As for its potential utility in protecting livestock, Collett observed, "We find that the compound is potentially useful for applications in either treating or preventing pestivirus infections. So far, these findings derive from in vitro experiments. At the present time," Collett said, "we're certainly contemplating in vivo studies."

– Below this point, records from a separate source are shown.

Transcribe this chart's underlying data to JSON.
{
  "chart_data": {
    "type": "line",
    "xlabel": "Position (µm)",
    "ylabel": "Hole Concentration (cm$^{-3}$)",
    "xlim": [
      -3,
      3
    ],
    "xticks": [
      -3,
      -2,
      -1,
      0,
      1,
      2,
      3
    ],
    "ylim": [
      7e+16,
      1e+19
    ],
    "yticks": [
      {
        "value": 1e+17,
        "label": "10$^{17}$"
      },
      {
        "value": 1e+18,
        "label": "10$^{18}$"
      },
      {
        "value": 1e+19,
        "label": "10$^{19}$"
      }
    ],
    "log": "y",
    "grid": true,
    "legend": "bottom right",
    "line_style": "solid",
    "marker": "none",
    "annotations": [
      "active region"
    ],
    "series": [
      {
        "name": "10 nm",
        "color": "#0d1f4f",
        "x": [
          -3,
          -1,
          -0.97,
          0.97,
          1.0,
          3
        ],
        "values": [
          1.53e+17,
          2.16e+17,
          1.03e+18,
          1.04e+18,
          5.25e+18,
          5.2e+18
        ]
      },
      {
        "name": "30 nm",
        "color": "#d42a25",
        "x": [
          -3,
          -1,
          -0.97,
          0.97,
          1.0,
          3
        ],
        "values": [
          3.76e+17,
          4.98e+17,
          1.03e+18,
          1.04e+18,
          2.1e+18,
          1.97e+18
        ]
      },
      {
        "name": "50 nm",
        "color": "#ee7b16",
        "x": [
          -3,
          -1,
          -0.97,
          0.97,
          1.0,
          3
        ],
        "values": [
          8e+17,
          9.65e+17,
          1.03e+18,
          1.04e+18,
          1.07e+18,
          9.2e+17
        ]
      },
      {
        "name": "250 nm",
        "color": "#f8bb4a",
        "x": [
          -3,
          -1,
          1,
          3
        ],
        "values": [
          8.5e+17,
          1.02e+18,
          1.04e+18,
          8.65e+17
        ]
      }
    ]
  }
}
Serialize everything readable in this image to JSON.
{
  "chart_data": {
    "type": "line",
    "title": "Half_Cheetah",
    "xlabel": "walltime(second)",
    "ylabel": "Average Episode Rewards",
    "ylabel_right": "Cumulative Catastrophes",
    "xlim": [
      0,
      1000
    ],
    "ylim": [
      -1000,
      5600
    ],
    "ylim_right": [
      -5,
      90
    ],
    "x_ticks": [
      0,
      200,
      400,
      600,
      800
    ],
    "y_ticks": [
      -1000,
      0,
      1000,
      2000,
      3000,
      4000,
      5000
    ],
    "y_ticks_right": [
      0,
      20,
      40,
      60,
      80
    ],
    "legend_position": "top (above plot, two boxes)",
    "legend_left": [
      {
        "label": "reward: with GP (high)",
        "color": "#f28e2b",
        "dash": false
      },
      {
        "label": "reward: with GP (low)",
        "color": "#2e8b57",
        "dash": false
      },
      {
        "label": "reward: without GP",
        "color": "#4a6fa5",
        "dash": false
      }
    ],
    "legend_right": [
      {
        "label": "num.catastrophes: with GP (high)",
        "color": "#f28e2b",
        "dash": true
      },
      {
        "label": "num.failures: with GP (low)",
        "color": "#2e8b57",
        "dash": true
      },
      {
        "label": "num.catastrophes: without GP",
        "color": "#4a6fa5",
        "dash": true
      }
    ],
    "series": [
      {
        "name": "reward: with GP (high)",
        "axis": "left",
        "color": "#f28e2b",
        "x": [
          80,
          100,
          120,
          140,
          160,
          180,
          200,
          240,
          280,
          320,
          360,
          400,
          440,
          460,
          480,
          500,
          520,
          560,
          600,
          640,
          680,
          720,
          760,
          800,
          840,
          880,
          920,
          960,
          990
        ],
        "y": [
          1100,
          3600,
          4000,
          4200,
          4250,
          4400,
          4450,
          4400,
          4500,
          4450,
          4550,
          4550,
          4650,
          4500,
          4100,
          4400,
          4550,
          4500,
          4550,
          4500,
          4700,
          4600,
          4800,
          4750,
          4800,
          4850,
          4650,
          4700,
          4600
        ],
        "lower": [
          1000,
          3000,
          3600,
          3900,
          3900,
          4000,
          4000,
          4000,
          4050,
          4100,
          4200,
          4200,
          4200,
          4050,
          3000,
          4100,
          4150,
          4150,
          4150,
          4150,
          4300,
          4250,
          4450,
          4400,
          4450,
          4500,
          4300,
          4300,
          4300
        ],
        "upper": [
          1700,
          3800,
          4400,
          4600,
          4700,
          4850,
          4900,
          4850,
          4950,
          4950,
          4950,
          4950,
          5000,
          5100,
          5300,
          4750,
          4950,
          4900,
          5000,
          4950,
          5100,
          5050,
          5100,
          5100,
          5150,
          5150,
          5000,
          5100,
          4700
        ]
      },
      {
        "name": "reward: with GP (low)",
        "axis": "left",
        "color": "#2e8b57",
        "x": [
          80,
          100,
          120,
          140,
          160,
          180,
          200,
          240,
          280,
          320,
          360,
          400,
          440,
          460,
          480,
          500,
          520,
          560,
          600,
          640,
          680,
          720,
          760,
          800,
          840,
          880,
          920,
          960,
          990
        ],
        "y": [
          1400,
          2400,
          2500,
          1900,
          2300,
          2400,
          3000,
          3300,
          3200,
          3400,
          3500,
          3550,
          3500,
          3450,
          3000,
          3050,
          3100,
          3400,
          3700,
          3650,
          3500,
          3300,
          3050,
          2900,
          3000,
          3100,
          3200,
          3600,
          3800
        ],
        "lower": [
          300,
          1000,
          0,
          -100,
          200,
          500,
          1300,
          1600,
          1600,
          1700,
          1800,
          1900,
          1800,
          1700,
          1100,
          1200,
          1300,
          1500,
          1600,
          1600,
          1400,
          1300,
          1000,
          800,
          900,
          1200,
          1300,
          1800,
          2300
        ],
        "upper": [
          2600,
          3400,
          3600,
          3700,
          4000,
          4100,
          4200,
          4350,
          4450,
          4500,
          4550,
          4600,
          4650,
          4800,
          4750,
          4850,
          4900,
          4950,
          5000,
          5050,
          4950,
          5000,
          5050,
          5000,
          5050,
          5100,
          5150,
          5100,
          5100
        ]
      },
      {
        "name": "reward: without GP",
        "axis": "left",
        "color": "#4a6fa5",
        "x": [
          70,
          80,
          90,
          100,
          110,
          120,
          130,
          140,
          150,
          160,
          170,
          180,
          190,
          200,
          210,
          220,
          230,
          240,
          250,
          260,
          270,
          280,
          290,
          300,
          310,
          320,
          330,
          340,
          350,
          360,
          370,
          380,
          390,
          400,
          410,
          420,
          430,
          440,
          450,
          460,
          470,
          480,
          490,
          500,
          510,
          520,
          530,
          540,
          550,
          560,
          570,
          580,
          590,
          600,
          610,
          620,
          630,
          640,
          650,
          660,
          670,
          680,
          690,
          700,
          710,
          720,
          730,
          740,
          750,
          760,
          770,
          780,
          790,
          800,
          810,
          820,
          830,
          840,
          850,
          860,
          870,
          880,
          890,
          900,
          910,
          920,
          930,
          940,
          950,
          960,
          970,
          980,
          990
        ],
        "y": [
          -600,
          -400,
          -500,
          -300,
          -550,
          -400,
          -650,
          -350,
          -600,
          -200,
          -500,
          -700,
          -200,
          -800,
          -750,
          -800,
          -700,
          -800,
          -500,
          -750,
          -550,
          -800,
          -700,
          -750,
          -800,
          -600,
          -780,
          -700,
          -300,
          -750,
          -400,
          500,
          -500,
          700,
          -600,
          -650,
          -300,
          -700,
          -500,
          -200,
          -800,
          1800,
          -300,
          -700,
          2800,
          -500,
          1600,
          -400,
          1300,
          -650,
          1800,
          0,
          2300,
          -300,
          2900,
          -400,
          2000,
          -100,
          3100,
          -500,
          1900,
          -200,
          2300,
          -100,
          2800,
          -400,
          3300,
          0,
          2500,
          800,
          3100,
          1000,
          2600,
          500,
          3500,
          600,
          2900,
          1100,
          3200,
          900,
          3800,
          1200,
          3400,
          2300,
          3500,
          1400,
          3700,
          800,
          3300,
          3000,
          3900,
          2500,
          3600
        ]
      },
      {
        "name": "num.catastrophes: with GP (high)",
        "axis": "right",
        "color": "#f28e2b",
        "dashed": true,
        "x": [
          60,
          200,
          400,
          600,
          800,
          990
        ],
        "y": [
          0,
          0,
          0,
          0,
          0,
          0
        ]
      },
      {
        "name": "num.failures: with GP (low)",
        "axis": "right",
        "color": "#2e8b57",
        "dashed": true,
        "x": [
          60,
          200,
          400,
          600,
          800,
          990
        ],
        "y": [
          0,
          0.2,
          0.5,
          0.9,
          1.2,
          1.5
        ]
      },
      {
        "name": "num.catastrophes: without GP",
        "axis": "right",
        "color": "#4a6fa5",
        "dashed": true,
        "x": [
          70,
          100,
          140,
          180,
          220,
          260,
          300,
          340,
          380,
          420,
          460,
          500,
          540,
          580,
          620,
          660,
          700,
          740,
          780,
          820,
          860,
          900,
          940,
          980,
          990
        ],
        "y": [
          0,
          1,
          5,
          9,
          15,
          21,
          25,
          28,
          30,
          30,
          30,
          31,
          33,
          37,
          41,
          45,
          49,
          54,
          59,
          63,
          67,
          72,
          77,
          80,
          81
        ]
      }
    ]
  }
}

In vitro, the co-authors challenged bovine kidney cells with wild-type BVDV pestivirus, then treated them with VP32947. "The drug showed antiviral activity," Collett recounted, "against all four pestivirus species, but did not affect distant or unrelated viruses - such as dengue and yellow fever, influenza and herpes simplex. When we added the compound to the cell culture up to eight hours after infection," he continued, "it inhibited up to 95 percent of the viral yield. These results suggest that the drug acts on a process after viral attachment and penetration, but before its assembly and release."

He made the point, "Our pestivirus collaboration with the university is more of an academic exercise at this point, but it could have commercial applications. Pestiviruses in general, and BVDV in particular," Collett reiterated, "cause very significant and economically important epizootic and enzootic diseases throughout the world. So the potential extensions and applications of our work could be in any of those areas."

Animal Virus Wisdom Helps Hepatitis C Research

Then the ViroPharma scientist took off on a new tangent: "The other aspect, which is probably equally as important, is that this virus - BVDV in particular, and pestiviruses in general - is a cousin of the human hepatitis C virus [HCV]. Pestivirus belongs to the same taxonomic virus family - Flaviviridae - as hepatitis C, but unlike HCV, we're able to culture this animal virus. HCV shares many molecular and virological similarities with pestiviruses, but it can't be efficiently cultured. Both have RNA genomes, approximately 9,600 and 12,600 nucleotides in length, respectively. So almost all research groups that are working in HCV have adopted the BVDV of pestiviruses as a model experimental system to facilitate their understanding of hep C. We are pursuing that line, too. ViroPharma has a separate program in HVC.

"We're trying to treat hepatitis C with small-molecule pharmaceuticals, looking for different chemicals, obtained by setting up either biochemical or cellular assays, and screening large numbers of compounds, using high-throughput screening technologies." He noted that the World Health Organization estimates that 170 million people worldwide are chronically infected with HCV.

The PNAS paper concludes: "Given the seriousness of the hepatitis C epidemic and the urgent need for new and effective therapies, it is hoped that compounds such as the one described here may provide insight toward identification of HCV antiviral drugs. The advancement of these compounds into clinical evaluations is eagerly anticipated."